1. INFER the approach

• The equation looks quadratic on the left but has mixed terms on the right
• Strategy: Expand the perfect square, then simplify to see what type of equation we actually have
• This will reveal the true number of solutions

2. SIMPLIFY by expanding the perfect square

• Given: \(\mathrm{(x + 4)^2 = x^2 + 2x + 16}\)
• Apply \(\mathrm{(a + b)^2 = a^2 + 2ab + b^2}\):
  \(\mathrm{(x + 4)^2 = x^2 + 2(x)(4) + 4^2 = x^2 + 8x + 16}\)
• Equation becomes: \(\mathrm{x^2 + 8x + 16 = x^2 + 2x + 16}\)

3. SIMPLIFY by eliminating like terms

• Subtract \(\mathrm{x^2}\) from both sides: \(\mathrm{8x + 16 = 2x + 16}\)
• Subtract 16 from both sides: \(\mathrm{8x = 2x}\)
• Subtract \(\mathrm{2x}\) from both sides: \(\mathrm{6x = 0}\)
• Divide by 6: \(\mathrm{x = 0}\)

4. INFER the number of solutions

• We get exactly one value: \(\mathrm{x = 0}\)
• This means the equation has exactly one solution

Answer: B - Exactly one

Why Students Usually Falter on This Problem

Most Common Error Path:

Weak SIMPLIFY execution: Students incorrectly expand \(\mathrm{(x + 4)^2}\)

Many students remember the perfect square formula incompletely and write:
\(\mathrm{(x + 4)^2 = x^2 + 4x + 16}\) (missing the factor of 2 in the middle term)

This leads to: \(\mathrm{x^2 + 4x + 16 = x^2 + 2x + 16}\)
Simplifying: \(\mathrm{4x = 2x}\), so \(\mathrm{2x = 0}\), giving \(\mathrm{x = 0}\)

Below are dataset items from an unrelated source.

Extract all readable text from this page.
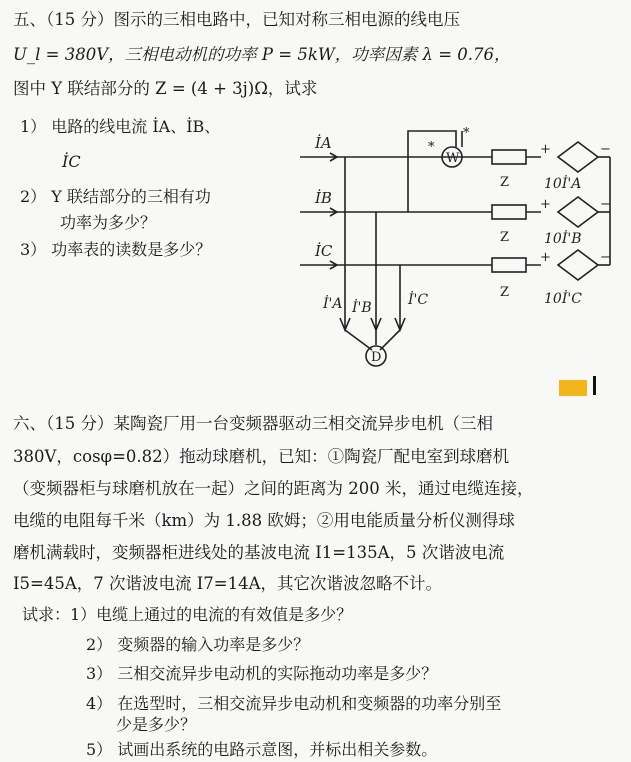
五、（15 分）图示的三相电路中，已知对称三相电源的线电压
U_l = 380V，三相电动机的功率 P = 5kW，功率因素 λ = 0.76，
图中 Y 联结部分的 Z = (4 + 3j)Ω，试求
1） 电路的线电流 İA、İB、
İC
2） Y 联结部分的三相有功
功率为多少？
3） 功率表的读数是多少？
İA
İB
İC
İ'A İ'B	İ'C
10İ'A
10İ'B
10İ'C
W
D
Z
Z
Z
*
*
+
+
+
−
−
−
六、（15 分）某陶瓷厂用一台变频器驱动三相交流异步电机（三相
380V，cosφ=0.82）拖动球磨机，已知：①陶瓷厂配电室到球磨机
（变频器柜与球磨机放在一起）之间的距离为 200 米，通过电缆连接，
电缆的电阻每千米（km）为 1.88 欧姆；②用电能质量分析仪测得球
磨机满载时，变频器柜进线处的基波电流 I1=135A，5 次谐波电流
I5=45A，7 次谐波电流 I7=14A，其它次谐波忽略不计。
试求：1）电缆上通过的电流的有效值是多少？
2） 变频器的输入功率是多少？
3） 三相交流异步电动机的实际拖动功率是多少？
4） 在选型时，三相交流异步电动机和变频器的功率分别至
少是多少？
5） 试画出系统的电路示意图，并标出相关参数。
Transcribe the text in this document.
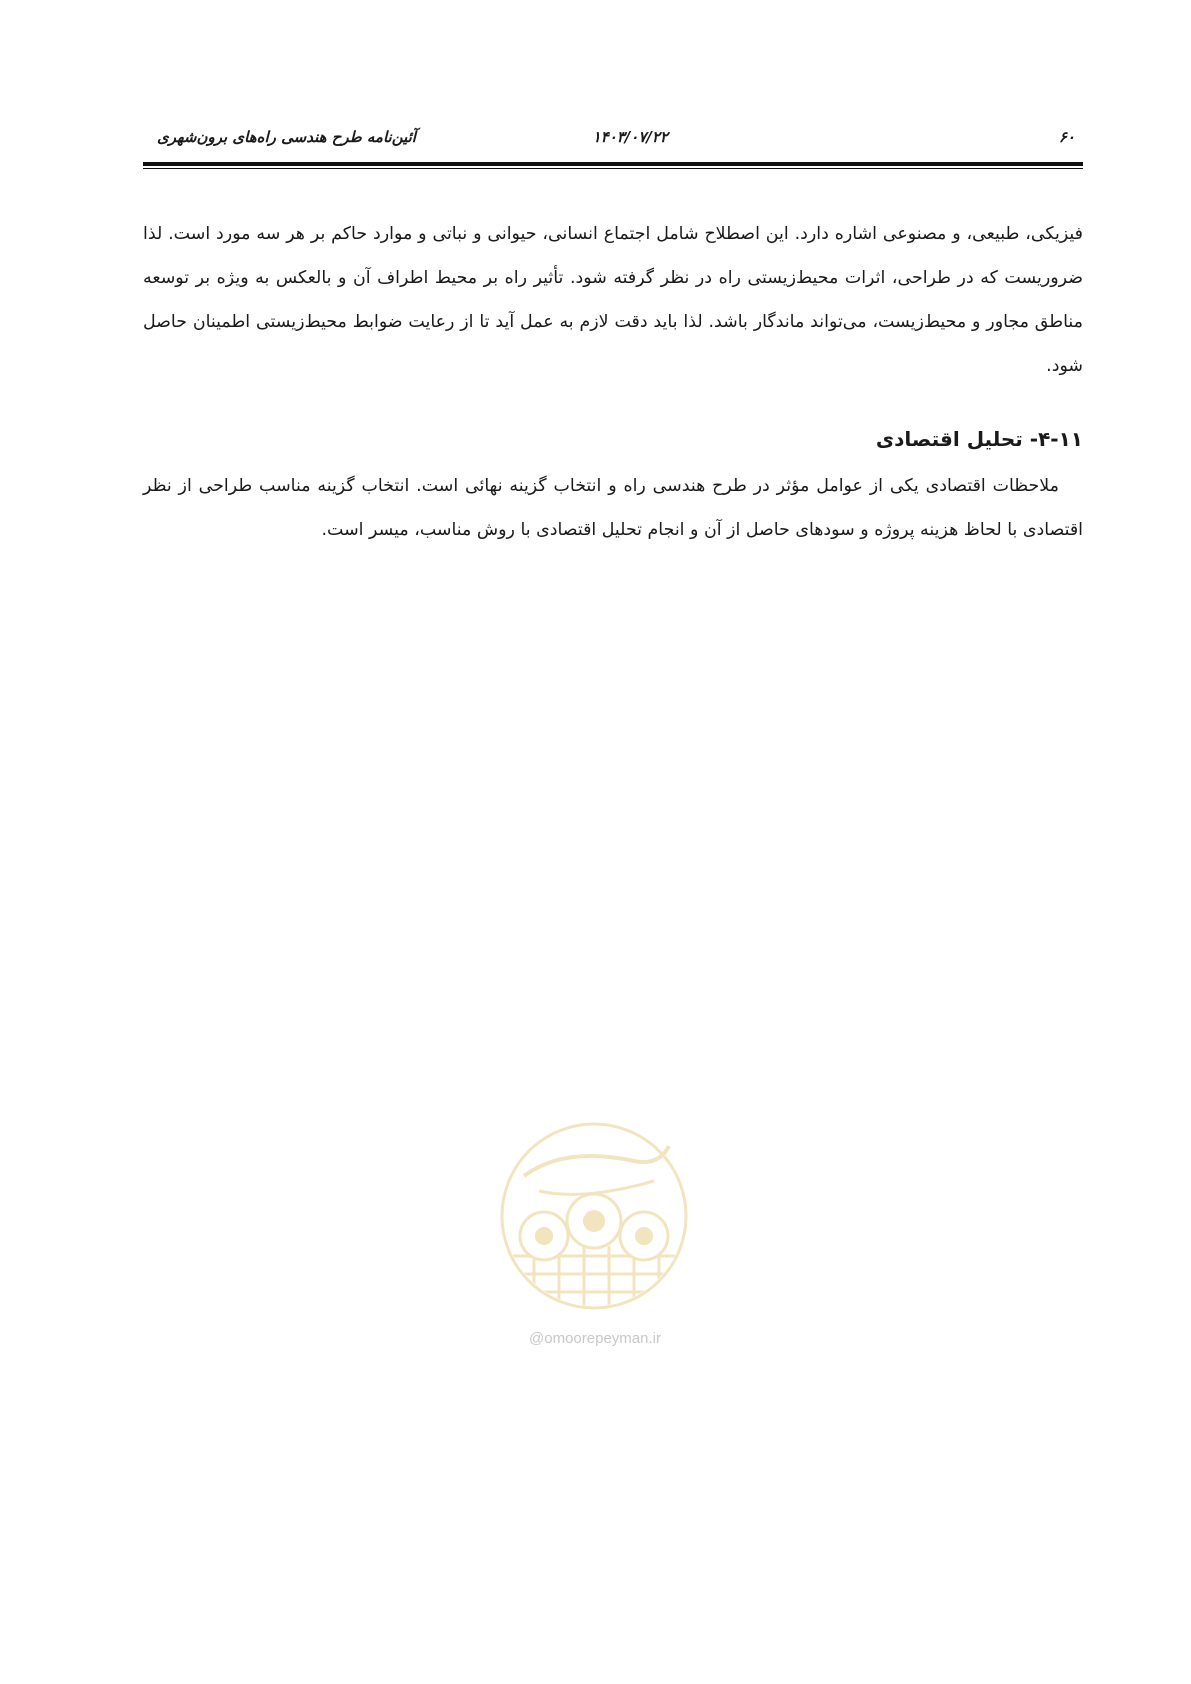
۶۰
۱۴۰۳/۰۷/۲۲
آئین‌نامه طرح هندسی راه‌های برون‌شهری

فیزیکی، طبیعی، و مصنوعی اشاره دارد. این اصطلاح شامل اجتماع انسانی، حیوانی و نباتی و موارد حاکم بر هر سه مورد است. لذا ضروریست که در طراحی، اثرات محیط‌زیستی راه در نظر گرفته شود. تأثیر راه بر محیط اطراف آن و بالعکس به ویژه بر توسعه مناطق مجاور و محیط‌زیست، می‌تواند ماندگار باشد. لذا باید دقت لازم به عمل آید تا از رعایت ضوابط محیط‌زیستی اطمینان حاصل شود.

۴-۱۱- تحلیل اقتصادی

ملاحظات اقتصادی یکی از عوامل مؤثر در طرح هندسی راه و انتخاب گزینه نهائی است. انتخاب گزینه مناسب طراحی از نظر اقتصادی با لحاظ هزینه پروژه و سودهای حاصل از آن و انجام تحلیل اقتصادی با روش مناسب، میسر است.

@omoorepeyman.ir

While they still get \(\mathrm{x = 0}\), they might doubt their work or make additional errors, potentially leading to confusion and guessing.

Second Most Common Error:

Poor INFER reasoning: Students don't recognize this simplifies to a linear equation

Some students see the \(\mathrm{x^2}\) terms on both sides and assume this must be a quadratic equation with either zero or two solutions. They might try to force a quadratic formula approach or assume there should be two solutions because it "looks quadratic."

This leads them to select Choice C (Exactly two) based on the misconception that equations with \(\mathrm{x^2}\) terms always have two solutions.

The Bottom Line:

This problem tests whether students can see through the apparent complexity of a quadratic-looking equation to recognize that systematic simplification reveals a simple linear equation with exactly one solution.